Lobby preferito


Durante questa pandemia che ci stiamo lasciando alle spalle, spesso si è ricorso al paragone simbolico con la guerra. Una guerra contro un nemico terribile ed invisibile, combattuta prima con le armi un po’ spuntate dei gel disinfettanti e delle mascherine, e poi con quella più possente, ma anche più controversa, dei vaccini. Da quella “guerra”, oggi che il mondo ne sta finalmente venendo fuori vincitore, c’è però qualcuno che ne è uscito più vincitore degli altri. Mentre qui in Italia, a differenza che altrove, ci si scandalizzava per il reintegro dei cosiddetti medici no-vax, oltreoceano la PFlZER annunciava il traguardo dei 100 miliardi di dollari di fatturato, con un aumento del 30% rispetto al 2021. Incremento strettamente legato al giro d’affari sul covid. Un’impennata dei profitti che a fronte della progressiva uscita dalla pandemia, e soprattutto del crollo delle vaccinazioni (nel 2022 la metà rispetto al 2021), non accenna ad arrestarsi.
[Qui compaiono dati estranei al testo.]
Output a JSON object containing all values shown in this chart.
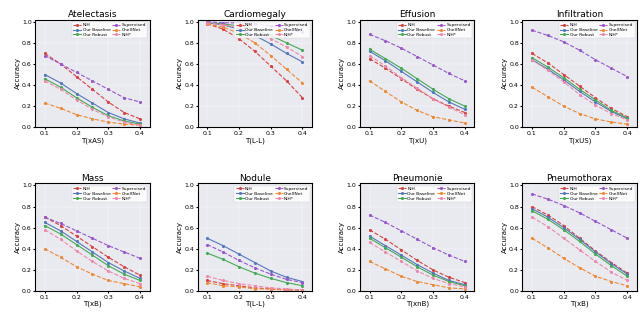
{
  "titles": [
    "Atelectasis",
    "Cardiomegaly",
    "Effusion",
    "Infiltration",
    "Mass",
    "Nodule",
    "Pneumonie",
    "Pneumothorax"
  ],
  "xlabels": [
    "T(xAS)",
    "T(L-L)",
    "T(xU)",
    "T(xUS)",
    "T(xB)",
    "T(L-L)",
    "T(xnB)",
    "T(xB)"
  ],
  "legend_labels": [
    "NIH",
    "Our Baseline",
    "Our Robust",
    "Supervised",
    "CheXNet",
    "NIH*"
  ],
  "line_styles": [
    {
      "color": "#d94040",
      "linestyle": "--",
      "linewidth": 0.8
    },
    {
      "color": "#5577bb",
      "linestyle": "-",
      "linewidth": 0.8
    },
    {
      "color": "#44aa55",
      "linestyle": "-",
      "linewidth": 0.8
    },
    {
      "color": "#9955cc",
      "linestyle": "--",
      "linewidth": 0.8
    },
    {
      "color": "#ee8833",
      "linestyle": "--",
      "linewidth": 0.8
    },
    {
      "color": "#ee88aa",
      "linestyle": "--",
      "linewidth": 0.8
    }
  ],
  "subplots": {
    "Atelectasis": {
      "NIH": [
        0.7,
        0.6,
        0.48,
        0.36,
        0.24,
        0.14,
        0.08
      ],
      "Our Baseline": [
        0.5,
        0.42,
        0.32,
        0.23,
        0.14,
        0.08,
        0.04
      ],
      "Our Robust": [
        0.46,
        0.38,
        0.28,
        0.19,
        0.11,
        0.06,
        0.03
      ],
      "Supervised": [
        0.68,
        0.6,
        0.52,
        0.44,
        0.36,
        0.28,
        0.24
      ],
      "CheXNet": [
        0.23,
        0.18,
        0.12,
        0.08,
        0.05,
        0.03,
        0.02
      ],
      "NIH*": [
        0.44,
        0.36,
        0.26,
        0.17,
        0.1,
        0.05,
        0.02
      ]
    },
    "Cardiomegaly": {
      "NIH": [
        0.98,
        0.93,
        0.84,
        0.72,
        0.58,
        0.44,
        0.28
      ],
      "Our Baseline": [
        0.99,
        0.97,
        0.93,
        0.87,
        0.79,
        0.7,
        0.62
      ],
      "Our Robust": [
        0.99,
        0.98,
        0.96,
        0.93,
        0.87,
        0.8,
        0.73
      ],
      "Supervised": [
        1.0,
        0.99,
        0.99,
        0.98,
        0.96,
        0.93,
        0.9
      ],
      "CheXNet": [
        0.98,
        0.95,
        0.89,
        0.8,
        0.68,
        0.55,
        0.42
      ],
      "NIH*": [
        0.99,
        0.97,
        0.95,
        0.91,
        0.84,
        0.76,
        0.67
      ]
    },
    "Effusion": {
      "NIH": [
        0.65,
        0.56,
        0.46,
        0.36,
        0.27,
        0.2,
        0.14
      ],
      "Our Baseline": [
        0.72,
        0.63,
        0.53,
        0.43,
        0.33,
        0.24,
        0.17
      ],
      "Our Robust": [
        0.74,
        0.65,
        0.56,
        0.46,
        0.36,
        0.27,
        0.2
      ],
      "Supervised": [
        0.88,
        0.82,
        0.75,
        0.67,
        0.59,
        0.51,
        0.44
      ],
      "CheXNet": [
        0.44,
        0.34,
        0.24,
        0.16,
        0.1,
        0.07,
        0.04
      ],
      "NIH*": [
        0.68,
        0.58,
        0.47,
        0.37,
        0.27,
        0.19,
        0.12
      ]
    },
    "Infiltration": {
      "NIH": [
        0.7,
        0.61,
        0.5,
        0.39,
        0.28,
        0.18,
        0.1
      ],
      "Our Baseline": [
        0.64,
        0.55,
        0.45,
        0.34,
        0.24,
        0.15,
        0.08
      ],
      "Our Robust": [
        0.66,
        0.57,
        0.47,
        0.36,
        0.26,
        0.16,
        0.09
      ],
      "Supervised": [
        0.92,
        0.87,
        0.81,
        0.73,
        0.64,
        0.56,
        0.48
      ],
      "CheXNet": [
        0.38,
        0.29,
        0.2,
        0.13,
        0.08,
        0.05,
        0.03
      ],
      "NIH*": [
        0.64,
        0.54,
        0.43,
        0.31,
        0.21,
        0.13,
        0.07
      ]
    },
    "Mass": {
      "NIH": [
        0.7,
        0.62,
        0.52,
        0.42,
        0.32,
        0.23,
        0.15
      ],
      "Our Baseline": [
        0.65,
        0.57,
        0.47,
        0.37,
        0.27,
        0.19,
        0.12
      ],
      "Our Robust": [
        0.62,
        0.54,
        0.44,
        0.34,
        0.24,
        0.16,
        0.1
      ],
      "Supervised": [
        0.7,
        0.64,
        0.57,
        0.5,
        0.43,
        0.37,
        0.31
      ],
      "CheXNet": [
        0.4,
        0.32,
        0.23,
        0.16,
        0.1,
        0.07,
        0.04
      ],
      "NIH*": [
        0.58,
        0.49,
        0.38,
        0.28,
        0.19,
        0.12,
        0.07
      ]
    },
    "Nodule": {
      "NIH": [
        0.1,
        0.07,
        0.05,
        0.03,
        0.02,
        0.01,
        0.01
      ],
      "Our Baseline": [
        0.5,
        0.43,
        0.35,
        0.27,
        0.19,
        0.13,
        0.09
      ],
      "Our Robust": [
        0.36,
        0.3,
        0.23,
        0.17,
        0.12,
        0.08,
        0.05
      ],
      "Supervised": [
        0.44,
        0.37,
        0.29,
        0.22,
        0.16,
        0.11,
        0.08
      ],
      "CheXNet": [
        0.08,
        0.05,
        0.04,
        0.02,
        0.02,
        0.01,
        0.01
      ],
      "NIH*": [
        0.14,
        0.1,
        0.07,
        0.05,
        0.03,
        0.02,
        0.01
      ]
    },
    "Pneumonie": {
      "NIH": [
        0.58,
        0.49,
        0.39,
        0.29,
        0.2,
        0.13,
        0.08
      ],
      "Our Baseline": [
        0.52,
        0.43,
        0.34,
        0.25,
        0.17,
        0.1,
        0.06
      ],
      "Our Robust": [
        0.5,
        0.41,
        0.32,
        0.23,
        0.15,
        0.09,
        0.05
      ],
      "Supervised": [
        0.72,
        0.65,
        0.57,
        0.49,
        0.41,
        0.34,
        0.28
      ],
      "CheXNet": [
        0.28,
        0.21,
        0.14,
        0.09,
        0.06,
        0.03,
        0.02
      ],
      "NIH*": [
        0.46,
        0.37,
        0.28,
        0.19,
        0.12,
        0.07,
        0.04
      ]
    },
    "Pneumothorax": {
      "NIH": [
        0.8,
        0.72,
        0.62,
        0.5,
        0.38,
        0.27,
        0.17
      ],
      "Our Baseline": [
        0.78,
        0.7,
        0.6,
        0.49,
        0.37,
        0.26,
        0.16
      ],
      "Our Robust": [
        0.76,
        0.68,
        0.58,
        0.47,
        0.35,
        0.24,
        0.14
      ],
      "Supervised": [
        0.92,
        0.87,
        0.81,
        0.74,
        0.66,
        0.58,
        0.5
      ],
      "CheXNet": [
        0.5,
        0.41,
        0.31,
        0.22,
        0.14,
        0.09,
        0.05
      ],
      "NIH*": [
        0.7,
        0.61,
        0.5,
        0.39,
        0.28,
        0.18,
        0.1
      ]
    }
  },
  "x_values": [
    0.1,
    0.15,
    0.2,
    0.25,
    0.3,
    0.35,
    0.4
  ],
  "x_ticks": [
    0.1,
    0.2,
    0.3,
    0.4
  ],
  "x_ticklabels": [
    "0.1",
    "0.2",
    "0.3",
    "0.4"
  ],
  "ylim": [
    0.0,
    1.02
  ],
  "yticks": [
    0.0,
    0.2,
    0.4,
    0.6,
    0.8,
    1.0
  ],
  "background_color": "#e8eaf0",
  "fig_background": "#ffffff",
  "marker": ".",
  "markersize": 2.5
}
Sì perché in un mercato monopolizzato da poche case produttrici come quello farmaceutico, la legge della domanda e dell’offerta sostanzialmente non vale. Così, nonostante la domanda sia in forte calo, e i governi di mezzo mondo siano costretti a smaltire milioni di fiale in scadenza, il prezzo di una dose di vaccino continua a salire: fino ad una previsione per il 2023 di 110-130 dollari a dose (il quadruplo rispetto ad oggi), a fronte di un costo di produzione appena di 1-2 dollari. Un paradosso palese che si spiega col fatto che le grandi e poche case farmaceutiche dominanti sul mercato hanno i brevetti dei vaccini, e sono dunque libere d’imporre il prezzo che vogliono. Soprattutto se il covid va trasformandosi, più di quanto non lo fosse già all’inizio, in una malattia da paesi ricchi.

Gli stessi paesi, grossomodo, impegnati oggi con un’altra malattia, molto più antica e radicata nella storia dell’uomo: la guerra. Anche qui, sebbene ancora non si possa dire come andrà a finire il conflitto russo-ucraino, è già certo chi sarà il vero vincitore. Negli ultimi mesi, i titoli azionari delle principali società dell’industria degli armamenti sono schizzati alle stelle. Tra loro naturalmente, quelli dei primi cento produttori di armi al mondo, di cui la metà sono americani. Gli stessi che stanno inondando lo scenario di guerra ucraino di ogni sorta di congegno militare, realizzando di fatto una partita di giro, nella quale a guadagnare è sempre lo Zio Tom. Un business enorme ben nascosto sotto la retorica della “guerra giusta”, e sotto le innumerevoli pennellate della propaganda bellicista finalizzata a convincere l’opinione pubblica della necessità di armarsi e armarsi ancora. Fino a determinare una corsa generalizzata al riarmo che nell’ultimo anno ha portato la spesa militare mondiale ben oltre la cifra record dei 2100 miliardi di dollari. Esito naturale della competitività crescente tra opposti imperialismi, plasticamente sintetizzato dal conflitto ucraino, su cui la potente lobby bellica sta macinando guadagni stratosferici. Tanto da rendere ormai oggettivamente poco credibile la narrazione che i motivi di quel conflitto siano solo territoriali, politici, o addirittura morali (la difesa dei valori democratici e della popolazione ucraina), anziché principalmente economici. Come ad esempio appunto produrre, vendere ed inviare in un teatro di guerra, che rischia di diventare nucleare, miliardi di dollari in armi.

Viviamo una fase della storia del capitalismo in cui gli interessi di grandi multinazionali, speculatori e guerrafondai s’intrecciano e si saldano in modo inestricabile, minacciando la vita e la pace di tutti noi. Abbiamo fatto la guerra ad un virus e ad un autocrate (uno dei tanti, in verità) ammantando tutto di una coltre di retorica e propaganda. Sotto quella, occultati a dovere c’erano, e sempre ci saranno, interessi estremamente materiali altrettanto pericolosi.